March 19, 2024

Grounds for Delisting

 

Grounds for Immediate Delisting of the MEK 

  • There is an absence of any evidence – classified or otherwise – to satisfy the statutory requirements and to justify maintaining the MEK on the FTO list, a fact attested to by the rulings of

Eight European courts reviewed thousands of pages of classified and unclassified materials and ruled that the MEK was not concerned in terrorism

Congressman Ted Poe (R-TX) stated on the record during a House Foreign Affairs Committee hearing that “I have seen the classified evidence and it is unconvincing. The State Department has not made its case that the MEK should stay on the FTO list.” 

Ambassador Dell Dailey, former State Department Counterterrorism Coordinator and responsible for the MEK case, had urged the then-Secretary of State to de-list the MEK based on absence of any evidence to satisfy the legal criteria. 

 

  • The July 2010 U.S. Federal Court of Appeals’ ruling described the decision by then-Secretary of State Condoleezza Rice, to maintain the MEK in the list of Foreign Terrorist Organizations (FTO), as lacking sufficient evidence, violating the due process and unlawful. 
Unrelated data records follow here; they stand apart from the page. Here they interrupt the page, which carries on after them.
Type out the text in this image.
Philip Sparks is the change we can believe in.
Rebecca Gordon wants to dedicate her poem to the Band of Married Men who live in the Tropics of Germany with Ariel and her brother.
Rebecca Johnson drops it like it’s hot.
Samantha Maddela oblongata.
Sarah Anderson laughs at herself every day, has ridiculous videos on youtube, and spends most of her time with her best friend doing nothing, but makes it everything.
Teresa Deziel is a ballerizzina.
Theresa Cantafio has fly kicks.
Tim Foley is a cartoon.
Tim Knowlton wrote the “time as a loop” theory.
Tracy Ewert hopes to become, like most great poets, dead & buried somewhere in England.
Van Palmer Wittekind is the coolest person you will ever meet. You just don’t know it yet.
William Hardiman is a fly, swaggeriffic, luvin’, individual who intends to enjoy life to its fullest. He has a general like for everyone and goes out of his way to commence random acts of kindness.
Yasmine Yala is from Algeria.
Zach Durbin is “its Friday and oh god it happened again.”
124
Remarkably, in an oblique reference to the State Department’s unconvincing case to justify designation, the Court said in its opinion that “[w]e recognize that a strict and immediate application of the principles of law which we have set forth herein could be taken to require a revocation of the designation [] before us.” 

The Secretary of State has so far failed to present the Congress with credible evidence showing that the MEK engages in terrorism or terrorist activity, or has the capability and intent to do so.

  

  • Two Congressional resolutions, H. RES 60 and H. RES 1431, co-sponsored by some 130 members of Congress from both parties, have urged the MEK delisting.

 

  • A bi-partisan roster of former senior U.S. government officials has called for the MEK delisting. A multitude of US subject matter experts on terrorism have also urged the delisting. 

 

  • The demand for the MEK delisting, as a prelude to adopting the policy of support for democratic change in Iran, is the Iranians’ national call

Many members of the MEK have been arrested, tortured, and executed in Iran under the pretext of, citing the designation by the State Department, cracking down on “terrorists.” 

The Iraqi government has justified its inhumane treatment of 3,400 MEK members residing in Camp Ashraf by invoking the group’s placement on the FTO list, claiming that the residents have no rights because they are terrorists. 

The designation has acted as the main obstacle for relocation of the residents of Ashraf to third countries, including EU member states, according to the UN Refugee Agency. 

The MEK’s designation has sharply curtailed Iranian-Americans’ pro-democracy activities since support for, or association with, an FTO carries a risk of criminal prosecution.